Aspire2 and RetroChristianity

Two of my favorite professors from Dallas Theological Seminary blog.

The blog Aspire2, written by Sandi Glahn, who besides working as an adjunct professor at Dallas Theological Seminary, she nears completion of a PhD from UTD.

Sandi taught a couple of the writing classes I took at DTS: Journalism and Advanced Creative Writing. Both classes gave me a much-needed sense of direction and redeemed my time at DTS. Sandi also co-taught the Preaching class my Master's degree in Media and Communication required. There, she played an even more pivotal role as friend.

Sandi also writes regularly for the Tapestry blog on bible.org, a site that has world-wide readership. I took the pictures of doors used on the Women's page, and occasionally I blog as a substitute.

Mike Svigel, who teaches in the theology department recently updated his RetroChristianity blog, accounting for his long absence because he has written another book. Can't wait to read it. This guy is brilliant and grounded. A student of real life, not simply ideas in books, he doesn't blow smoke.

Rachelle Gardner, Literary Agent

While I keep working to complete a manuscript, I follow Rachelle Gardner's blog. She's an agent. Don't have an agent. Don't know if I will ever need one. Don't know if I will ever finish this book. But Rachelle offers lots of good advice for writers, would-be and otherwise.


Chip MacGregor

Agent Chip MacGregor wrote a blog that I read for ages, and when he up an quit a few months ago, I thought, whoa. Blogs are so yesteryear. That post combined with the holidays derailed my blogging engine.

Keepin' it simple, I stop short of endorsing a bazillion other blogs. If I blog too much or read too many blogs, I will never finish writing this book. It's easier to blog, because deadlines tell me when to stop.

Ho, hum. For now, I will keep reading, writing and stretching my creative muscles to build a blog. Whether or not I have that intense fire burning inside, these few blogs serve as my Energizer to keep going.

Thursday, April 2, 2009

She Makes Me Want to Be a Better Blogger

Myriad connections have led me to a website, The Pioneer Woman, aka. Ree Drummond. Cool name, huh?     

This week a friend shared Ree’s recipe for Apple Dumplings.  http://thepioneerwoman.com/cooking/2008/02/apple_dumplings/ Secret ingredient: Mountain Dew.

I made this recipe when my friend Pat visited.
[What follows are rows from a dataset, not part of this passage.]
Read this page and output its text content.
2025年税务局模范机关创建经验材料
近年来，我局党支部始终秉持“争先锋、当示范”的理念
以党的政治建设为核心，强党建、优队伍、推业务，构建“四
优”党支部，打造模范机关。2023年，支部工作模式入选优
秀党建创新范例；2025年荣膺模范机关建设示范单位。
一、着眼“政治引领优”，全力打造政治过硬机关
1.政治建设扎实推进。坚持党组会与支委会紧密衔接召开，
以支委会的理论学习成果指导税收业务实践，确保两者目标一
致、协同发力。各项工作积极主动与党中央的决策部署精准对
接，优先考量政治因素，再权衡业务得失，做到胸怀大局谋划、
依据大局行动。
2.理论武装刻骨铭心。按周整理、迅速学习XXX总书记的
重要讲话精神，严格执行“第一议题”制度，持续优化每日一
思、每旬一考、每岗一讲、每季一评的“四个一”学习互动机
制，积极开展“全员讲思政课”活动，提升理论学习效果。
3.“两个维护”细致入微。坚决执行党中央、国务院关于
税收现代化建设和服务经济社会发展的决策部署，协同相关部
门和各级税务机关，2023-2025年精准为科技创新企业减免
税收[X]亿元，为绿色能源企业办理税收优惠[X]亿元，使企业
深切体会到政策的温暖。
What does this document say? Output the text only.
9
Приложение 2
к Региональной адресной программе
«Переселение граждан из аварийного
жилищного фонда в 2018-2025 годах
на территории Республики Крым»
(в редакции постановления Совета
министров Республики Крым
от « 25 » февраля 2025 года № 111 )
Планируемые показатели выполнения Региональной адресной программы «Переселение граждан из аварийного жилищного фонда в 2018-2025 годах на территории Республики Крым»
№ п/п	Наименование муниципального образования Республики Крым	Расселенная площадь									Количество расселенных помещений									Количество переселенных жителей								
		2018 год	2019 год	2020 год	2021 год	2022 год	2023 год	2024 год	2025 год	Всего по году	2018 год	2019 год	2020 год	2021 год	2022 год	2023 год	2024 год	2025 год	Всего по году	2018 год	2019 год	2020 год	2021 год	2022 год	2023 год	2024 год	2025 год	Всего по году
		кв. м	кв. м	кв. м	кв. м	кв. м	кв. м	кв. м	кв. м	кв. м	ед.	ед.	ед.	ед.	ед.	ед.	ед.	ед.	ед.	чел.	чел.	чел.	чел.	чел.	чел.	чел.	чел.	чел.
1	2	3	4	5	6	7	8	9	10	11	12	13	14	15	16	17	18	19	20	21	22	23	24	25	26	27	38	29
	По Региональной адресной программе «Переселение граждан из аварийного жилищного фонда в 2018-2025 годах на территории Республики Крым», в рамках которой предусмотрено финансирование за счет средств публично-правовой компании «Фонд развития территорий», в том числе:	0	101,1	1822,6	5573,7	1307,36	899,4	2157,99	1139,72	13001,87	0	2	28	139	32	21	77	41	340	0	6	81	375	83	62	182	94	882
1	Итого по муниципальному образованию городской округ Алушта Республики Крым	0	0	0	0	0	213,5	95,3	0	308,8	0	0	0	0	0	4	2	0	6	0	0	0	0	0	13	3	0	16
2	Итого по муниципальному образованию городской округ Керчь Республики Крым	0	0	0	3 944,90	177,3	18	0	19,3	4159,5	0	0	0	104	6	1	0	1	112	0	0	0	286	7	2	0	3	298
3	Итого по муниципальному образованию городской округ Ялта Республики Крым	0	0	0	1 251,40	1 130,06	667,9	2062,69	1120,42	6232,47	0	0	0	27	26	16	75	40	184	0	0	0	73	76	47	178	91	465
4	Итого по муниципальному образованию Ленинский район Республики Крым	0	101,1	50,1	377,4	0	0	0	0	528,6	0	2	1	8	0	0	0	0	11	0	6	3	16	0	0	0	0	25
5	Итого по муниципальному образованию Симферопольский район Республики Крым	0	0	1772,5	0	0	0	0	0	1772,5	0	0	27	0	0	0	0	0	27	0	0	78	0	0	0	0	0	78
Simple to make, we loved it, but agreed that two apple slices inside the crescent dough would have made it better.

Don’t you just hate to run out of fruit before you run out of dough or juice or vanilla ice cream? The recipe is easy to cut in half, which we did in order to keep from eating the whole pan—to keep from wasting or waist-ing this luscious dessert. 

My daughter-in-law had told me about the Pioneer Woman when I was still in school, buried beneath books and writing assignments, trying to assimilate spiritual rather than necessary food.

Back then I visited the site a few times, seldom cooked and had to go back to the library anyway. Now I have this blog bookmarked www.thepioneerwoman.com for culinary inspiration, dazzling photography and funny stories to boot.

On March 19, I attended a business meeting where a woman I had not met announced that The Pioneer Woman won blog of the year, an annual contest held in Austin. The woman exuded effervescent praise for a blog she has on her Google reader, a blog she reads every day because Ree posts something almost every day.

I don’t know how long this girl Ree has been a blogger, but her blog creates an appetite for whatever she wants to show or tell or sell. Pretty sure it’s G-rated.

Whether photography, recipes or stories, readers appreciate the writer’s wit, creativity and skill. 

She makes me want to be a better blogger.